I chose to direct them here – but that dialog shamed me into getting online and at minimum producing some moderately boring content – at least some new content will bring our by-line up to date, right?
All self-deprecation aside, that conversation also prompted the question “what is the purpose ButterBoo’s Blog?” and “why has it been so hard to keep it current?”
Truth is, we started the blog for the same reason we put product up on Etsy or started the ButterBoo Facebook fan page – many resources advise that a blog can help expand the touch points a small business has with users and we wanted to drive traffic to ButterBoo.com…
In practice this is an extremely challenging way to use a blog.

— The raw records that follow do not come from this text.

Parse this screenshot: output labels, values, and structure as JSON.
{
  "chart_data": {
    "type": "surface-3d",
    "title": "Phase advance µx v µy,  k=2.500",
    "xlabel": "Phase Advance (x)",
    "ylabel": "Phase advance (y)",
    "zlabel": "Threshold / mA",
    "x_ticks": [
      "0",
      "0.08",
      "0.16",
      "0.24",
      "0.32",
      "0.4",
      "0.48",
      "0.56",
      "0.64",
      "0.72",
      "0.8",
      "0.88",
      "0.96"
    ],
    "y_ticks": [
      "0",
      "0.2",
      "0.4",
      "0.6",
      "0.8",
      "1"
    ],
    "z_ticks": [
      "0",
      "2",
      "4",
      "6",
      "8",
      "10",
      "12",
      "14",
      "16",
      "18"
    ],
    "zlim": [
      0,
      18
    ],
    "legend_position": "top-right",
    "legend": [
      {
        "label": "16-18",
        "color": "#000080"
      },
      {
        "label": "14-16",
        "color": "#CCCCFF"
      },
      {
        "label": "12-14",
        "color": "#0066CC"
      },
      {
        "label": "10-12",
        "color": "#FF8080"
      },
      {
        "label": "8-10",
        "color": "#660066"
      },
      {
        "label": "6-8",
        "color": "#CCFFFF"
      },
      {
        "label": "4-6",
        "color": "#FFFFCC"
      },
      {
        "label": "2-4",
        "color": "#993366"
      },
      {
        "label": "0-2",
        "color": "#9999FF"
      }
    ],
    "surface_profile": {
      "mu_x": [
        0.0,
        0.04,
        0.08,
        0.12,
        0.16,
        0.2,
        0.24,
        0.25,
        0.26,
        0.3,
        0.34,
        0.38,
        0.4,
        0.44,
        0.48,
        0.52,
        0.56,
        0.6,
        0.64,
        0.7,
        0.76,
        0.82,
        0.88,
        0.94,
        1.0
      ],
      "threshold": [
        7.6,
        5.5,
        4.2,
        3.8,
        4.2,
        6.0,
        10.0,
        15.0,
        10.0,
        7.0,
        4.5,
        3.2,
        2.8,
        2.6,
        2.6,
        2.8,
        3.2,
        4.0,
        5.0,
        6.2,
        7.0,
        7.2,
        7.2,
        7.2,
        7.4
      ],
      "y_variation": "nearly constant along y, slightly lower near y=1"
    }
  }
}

Blog readers typically do not want to continuously read a bunch of posts that are nothing more than promotional materials in disguise – and a blog without a more thoughtful agenda ends up low on the ‘must read’ list – and has been low on my ‘must write’ list as well.
That reality hit me earlier this summer and since then has been hanging over me, dampening my desire to ‘just post.’

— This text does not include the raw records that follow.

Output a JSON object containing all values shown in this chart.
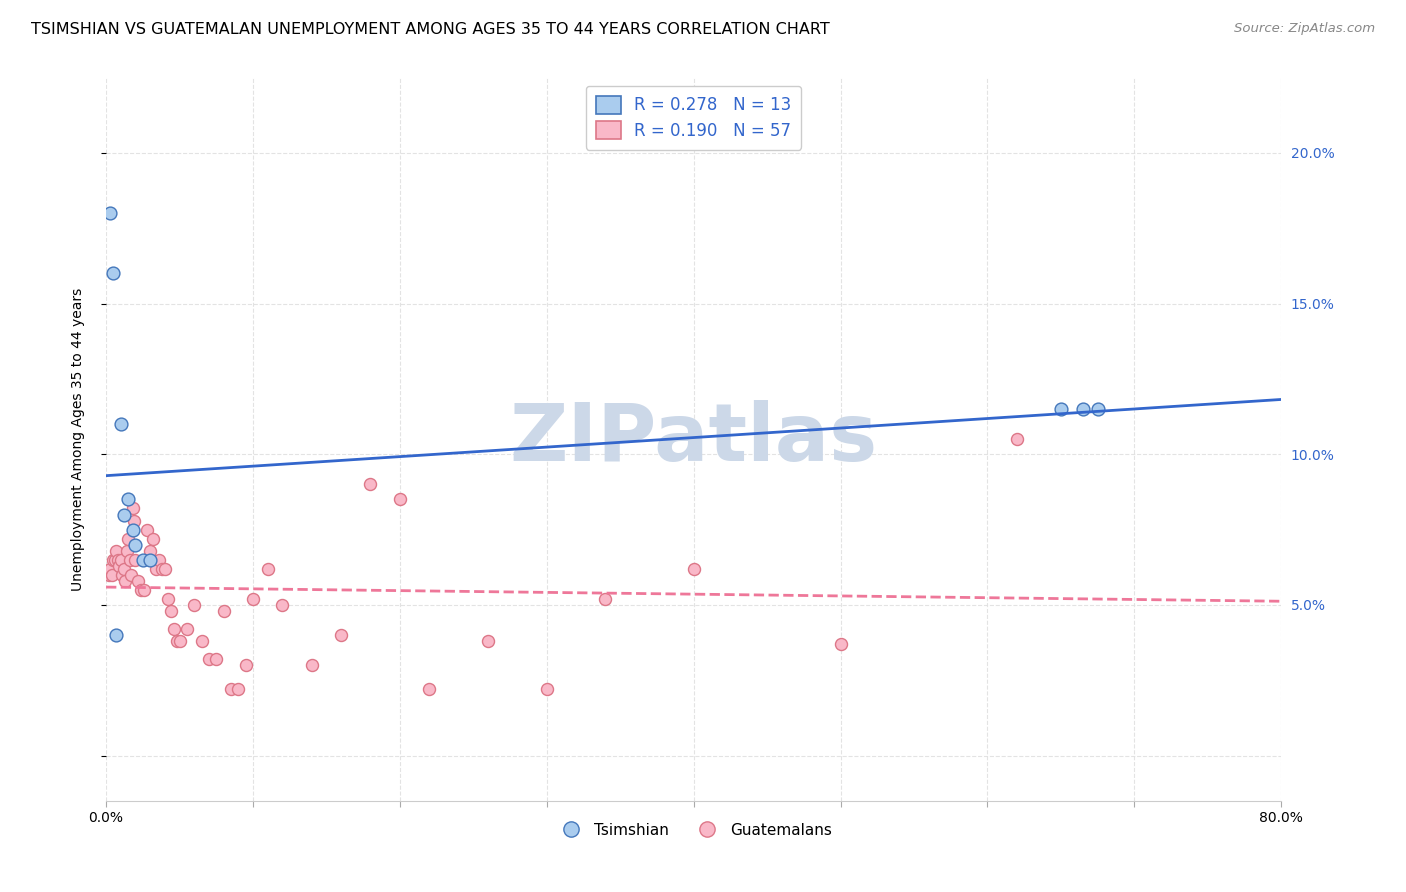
{
  "title": "TSIMSHIAN VS GUATEMALAN UNEMPLOYMENT AMONG AGES 35 TO 44 YEARS CORRELATION CHART",
  "source": "Source: ZipAtlas.com",
  "ylabel": "Unemployment Among Ages 35 to 44 years",
  "xlabel_ticks": [
    "0.0%",
    "",
    "",
    "",
    "",
    "",
    "",
    "",
    "80.0%"
  ],
  "xlabel_vals": [
    0.0,
    0.1,
    0.2,
    0.3,
    0.4,
    0.5,
    0.6,
    0.7,
    0.8
  ],
  "ytick_vals": [
    0.0,
    0.05,
    0.1,
    0.15,
    0.2
  ],
  "ytick_labels": [
    "",
    "5.0%",
    "10.0%",
    "15.0%",
    "20.0%"
  ],
  "xlim": [
    0.0,
    0.8
  ],
  "ylim": [
    -0.015,
    0.225
  ],
  "tsimshian_color": "#aaccee",
  "guatemalan_color": "#f9b8c8",
  "tsimshian_edge": "#4477bb",
  "guatemalan_edge": "#dd7788",
  "line_tsimshian_color": "#3366cc",
  "line_guatemalan_color": "#ee7799",
  "r_tsimshian": 0.278,
  "n_tsimshian": 13,
  "r_guatemalan": 0.19,
  "n_guatemalan": 57,
  "legend_label_tsimshian": "Tsimshian",
  "legend_label_guatemalan": "Guatemalans",
  "tsimshian_x": [
    0.003,
    0.005,
    0.007,
    0.01,
    0.012,
    0.015,
    0.018,
    0.02,
    0.025,
    0.03,
    0.65,
    0.665,
    0.675
  ],
  "tsimshian_y": [
    0.18,
    0.16,
    0.04,
    0.11,
    0.08,
    0.085,
    0.075,
    0.07,
    0.065,
    0.065,
    0.115,
    0.115,
    0.115
  ],
  "guatemalan_x": [
    0.002,
    0.003,
    0.004,
    0.005,
    0.006,
    0.007,
    0.008,
    0.009,
    0.01,
    0.011,
    0.012,
    0.013,
    0.014,
    0.015,
    0.016,
    0.017,
    0.018,
    0.019,
    0.02,
    0.022,
    0.024,
    0.026,
    0.028,
    0.03,
    0.032,
    0.034,
    0.036,
    0.038,
    0.04,
    0.042,
    0.044,
    0.046,
    0.048,
    0.05,
    0.055,
    0.06,
    0.065,
    0.07,
    0.075,
    0.08,
    0.085,
    0.09,
    0.095,
    0.1,
    0.11,
    0.12,
    0.14,
    0.16,
    0.18,
    0.2,
    0.22,
    0.26,
    0.3,
    0.34,
    0.4,
    0.5,
    0.62
  ],
  "guatemalan_y": [
    0.06,
    0.062,
    0.06,
    0.065,
    0.065,
    0.068,
    0.065,
    0.063,
    0.065,
    0.06,
    0.062,
    0.058,
    0.068,
    0.072,
    0.065,
    0.06,
    0.082,
    0.078,
    0.065,
    0.058,
    0.055,
    0.055,
    0.075,
    0.068,
    0.072,
    0.062,
    0.065,
    0.062,
    0.062,
    0.052,
    0.048,
    0.042,
    0.038,
    0.038,
    0.042,
    0.05,
    0.038,
    0.032,
    0.032,
    0.048,
    0.022,
    0.022,
    0.03,
    0.052,
    0.062,
    0.05,
    0.03,
    0.04,
    0.09,
    0.085,
    0.022,
    0.038,
    0.022,
    0.052,
    0.062,
    0.037,
    0.105
  ],
  "background_color": "#ffffff",
  "grid_color": "#e0e0e0",
  "watermark_text": "ZIPatlas",
  "watermark_color": "#ccd8e8",
  "title_fontsize": 11.5,
  "axis_label_fontsize": 10,
  "tick_label_fontsize": 10,
  "source_fontsize": 9.5,
  "legend_color": "#3366cc"
}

As a result, we have decided to start new and change ButterBoo’s Blog’s approach. From now on ButterBoo’s Blog will post practical advice for others starting a small businesses. We also plan to include some ongoing commentary on what inspires us at ButterBoo – what keeps us building our stationery and fabric design brand in our ‘spare time’. In this way it is our hope that ButterBoo’s Blog will become a resource on its own and ideally offer some inspiration – not just a stream of click-throughs to ButterBoo.com.
So here is practical advice post number one:
If you have not done so already, it would be a good idea to go online and fill out your sales and use tax forms and submit your local taxes!
State taxes for the quarter ended June 30, 2010 were probably already due. I don’t know how it works in other states, but in NJ you are not prompted to pay your quarterly sales taxes – instead you are obligated to remember to pay them at the end of each quarter. Believe me – the state you live in would be happy to fine you for being late (no matter how small an amount you may owe them.) State budgets (as we all well know) are running lean on funds…
Disclosure: ButterBoo Designs is in the stationary and fabric design business and is not licensed to offer legal, financial or accounting advice – this is just a friendly reminder to check your tax payment due dates and to try to pay them on time.